Belki, tam da bu noktada Arvind ve hareketinin gücünden ziyade, halkın bu harekete yüklediği misyonun önemine değinmekte fayda var. önceki yazıda da değindiğimiz üzere, nükleer ve uzay çalışmaları, silahlanma, Çin ile bölgesel mücadele gibi ‘büyük projeler’ peşindeki bir ülkede hâlâ yoksulluğun sürdüğü ve nüfusun önemli bir bölümünün temel insani hizmetlerden yoksun bırakıldığı dikkate alınıdğında bağımsızlık öncesinden bu güne ülkeye hükmeden Kongre Partisi ile Hindu milliyetçiliğine dayalı bir siyasi anlayış sergileyen BJP’nin toplumun en azından bir bölümünü tatmin etmekten epeyce uzak olduğu sonucu çıkartılabilir.

Hindistan’daki bu değişim talebini biraz da bu ülkenin yakın ve uzak bölgesinde neler olup bittiğine bakarak değerlendirmek gerekir.

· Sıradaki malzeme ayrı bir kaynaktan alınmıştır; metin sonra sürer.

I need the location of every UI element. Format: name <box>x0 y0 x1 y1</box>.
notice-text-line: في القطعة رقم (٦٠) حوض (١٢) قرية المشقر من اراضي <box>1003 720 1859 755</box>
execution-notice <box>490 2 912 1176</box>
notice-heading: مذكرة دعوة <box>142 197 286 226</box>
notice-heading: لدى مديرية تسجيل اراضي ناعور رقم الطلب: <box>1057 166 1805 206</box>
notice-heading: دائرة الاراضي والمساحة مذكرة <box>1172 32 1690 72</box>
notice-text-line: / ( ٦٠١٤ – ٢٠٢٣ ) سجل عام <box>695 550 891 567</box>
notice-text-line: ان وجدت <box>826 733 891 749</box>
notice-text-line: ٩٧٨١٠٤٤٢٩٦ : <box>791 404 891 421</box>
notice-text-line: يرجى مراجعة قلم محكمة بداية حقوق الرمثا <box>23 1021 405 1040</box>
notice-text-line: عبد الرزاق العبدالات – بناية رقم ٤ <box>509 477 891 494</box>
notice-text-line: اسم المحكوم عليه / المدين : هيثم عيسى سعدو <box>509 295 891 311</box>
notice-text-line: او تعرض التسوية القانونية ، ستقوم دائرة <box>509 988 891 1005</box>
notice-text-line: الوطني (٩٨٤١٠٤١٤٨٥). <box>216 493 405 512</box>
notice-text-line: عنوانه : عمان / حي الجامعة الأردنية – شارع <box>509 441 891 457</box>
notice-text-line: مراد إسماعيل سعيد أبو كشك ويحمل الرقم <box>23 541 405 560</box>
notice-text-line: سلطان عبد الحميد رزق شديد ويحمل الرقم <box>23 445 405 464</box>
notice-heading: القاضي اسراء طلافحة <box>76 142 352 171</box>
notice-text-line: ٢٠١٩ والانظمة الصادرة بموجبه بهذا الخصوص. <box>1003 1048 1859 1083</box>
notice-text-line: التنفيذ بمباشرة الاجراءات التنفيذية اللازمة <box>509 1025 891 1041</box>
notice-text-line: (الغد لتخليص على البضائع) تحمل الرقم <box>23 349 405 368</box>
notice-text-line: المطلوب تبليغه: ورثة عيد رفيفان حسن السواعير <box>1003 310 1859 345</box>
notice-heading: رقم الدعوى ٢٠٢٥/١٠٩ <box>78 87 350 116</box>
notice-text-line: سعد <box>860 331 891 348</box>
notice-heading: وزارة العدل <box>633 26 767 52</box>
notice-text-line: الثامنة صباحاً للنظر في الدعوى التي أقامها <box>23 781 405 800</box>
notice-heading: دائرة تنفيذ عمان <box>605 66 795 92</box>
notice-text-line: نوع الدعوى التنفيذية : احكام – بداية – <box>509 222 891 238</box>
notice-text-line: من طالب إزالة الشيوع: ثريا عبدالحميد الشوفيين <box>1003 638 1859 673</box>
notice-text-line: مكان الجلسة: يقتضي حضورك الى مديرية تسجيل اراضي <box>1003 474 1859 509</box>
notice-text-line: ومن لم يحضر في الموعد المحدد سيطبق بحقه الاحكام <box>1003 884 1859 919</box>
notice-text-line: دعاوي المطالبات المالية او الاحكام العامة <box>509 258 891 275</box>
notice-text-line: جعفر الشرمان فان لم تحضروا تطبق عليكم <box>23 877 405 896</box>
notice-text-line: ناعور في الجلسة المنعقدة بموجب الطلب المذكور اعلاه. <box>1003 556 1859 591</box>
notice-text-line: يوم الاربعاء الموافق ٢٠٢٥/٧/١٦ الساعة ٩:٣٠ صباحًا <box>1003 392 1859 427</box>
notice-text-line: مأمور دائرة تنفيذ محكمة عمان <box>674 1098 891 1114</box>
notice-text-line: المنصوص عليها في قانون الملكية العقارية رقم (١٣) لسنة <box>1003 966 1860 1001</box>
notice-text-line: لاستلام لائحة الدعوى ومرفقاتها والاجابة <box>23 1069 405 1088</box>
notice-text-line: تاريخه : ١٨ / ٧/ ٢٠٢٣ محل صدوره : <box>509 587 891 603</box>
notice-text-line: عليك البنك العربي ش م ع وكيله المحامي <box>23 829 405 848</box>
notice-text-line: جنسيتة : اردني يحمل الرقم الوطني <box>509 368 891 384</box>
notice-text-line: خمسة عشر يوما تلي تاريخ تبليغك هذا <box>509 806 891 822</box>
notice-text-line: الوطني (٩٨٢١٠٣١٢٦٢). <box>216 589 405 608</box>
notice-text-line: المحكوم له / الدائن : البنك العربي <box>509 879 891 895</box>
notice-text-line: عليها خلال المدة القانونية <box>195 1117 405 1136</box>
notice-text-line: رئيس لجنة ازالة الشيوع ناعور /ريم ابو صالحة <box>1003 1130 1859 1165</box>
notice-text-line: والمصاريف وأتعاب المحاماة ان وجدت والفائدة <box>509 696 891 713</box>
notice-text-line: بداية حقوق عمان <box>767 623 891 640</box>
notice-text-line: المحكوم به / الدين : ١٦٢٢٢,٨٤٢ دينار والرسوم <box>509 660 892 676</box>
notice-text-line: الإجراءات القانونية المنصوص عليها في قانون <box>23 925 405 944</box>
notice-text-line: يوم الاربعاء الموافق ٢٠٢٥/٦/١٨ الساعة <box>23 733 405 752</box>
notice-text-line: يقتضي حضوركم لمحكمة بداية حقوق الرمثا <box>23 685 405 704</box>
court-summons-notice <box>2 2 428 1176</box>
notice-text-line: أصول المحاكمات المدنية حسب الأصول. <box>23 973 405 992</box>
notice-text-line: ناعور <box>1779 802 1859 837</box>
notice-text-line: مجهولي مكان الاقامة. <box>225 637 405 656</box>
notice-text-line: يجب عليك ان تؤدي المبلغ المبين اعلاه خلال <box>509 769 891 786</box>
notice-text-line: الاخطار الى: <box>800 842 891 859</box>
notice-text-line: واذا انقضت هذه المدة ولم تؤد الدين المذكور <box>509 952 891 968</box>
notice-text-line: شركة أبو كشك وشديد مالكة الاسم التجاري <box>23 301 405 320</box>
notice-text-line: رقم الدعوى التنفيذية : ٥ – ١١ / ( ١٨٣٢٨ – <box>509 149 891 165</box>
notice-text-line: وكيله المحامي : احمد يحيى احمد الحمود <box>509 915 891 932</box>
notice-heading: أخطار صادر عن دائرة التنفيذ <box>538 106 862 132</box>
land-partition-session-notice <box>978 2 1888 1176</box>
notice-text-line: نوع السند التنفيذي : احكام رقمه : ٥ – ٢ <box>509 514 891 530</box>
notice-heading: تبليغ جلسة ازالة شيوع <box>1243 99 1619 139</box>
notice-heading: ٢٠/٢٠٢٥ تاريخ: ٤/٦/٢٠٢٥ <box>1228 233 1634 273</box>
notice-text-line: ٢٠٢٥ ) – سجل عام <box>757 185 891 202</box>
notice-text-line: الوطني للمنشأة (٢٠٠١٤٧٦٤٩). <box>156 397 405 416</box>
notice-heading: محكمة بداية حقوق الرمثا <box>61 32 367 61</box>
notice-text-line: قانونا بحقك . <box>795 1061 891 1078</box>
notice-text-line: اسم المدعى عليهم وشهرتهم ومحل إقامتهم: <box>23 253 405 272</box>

Bu bağlamda, örneğin Endonezya ve Tayland’da çeşitli boyutlarda süren değişim ve reform çabalarına; bazı çevrelerin Hindistan’la -en azından çeşitli hususiyetler noktasında- eşdeğer görmek istediği Çin’in kurgulamakta olduğu orta vadeli sosyo-ekonomik geleceğini kurgulama çabasına tanıklık eden Hindistan kamuoyu, elbette bazı değişimleri kendi siyasi ve toplumsal sisteminde tecrübe etme görme arzusunda. Bollywood müziği ve filmleriyle uyuşturulmuş bir toplumdan, ‘kendinde’ bir topluma geçiş misyonu belki de Arvind’e yükleniyor.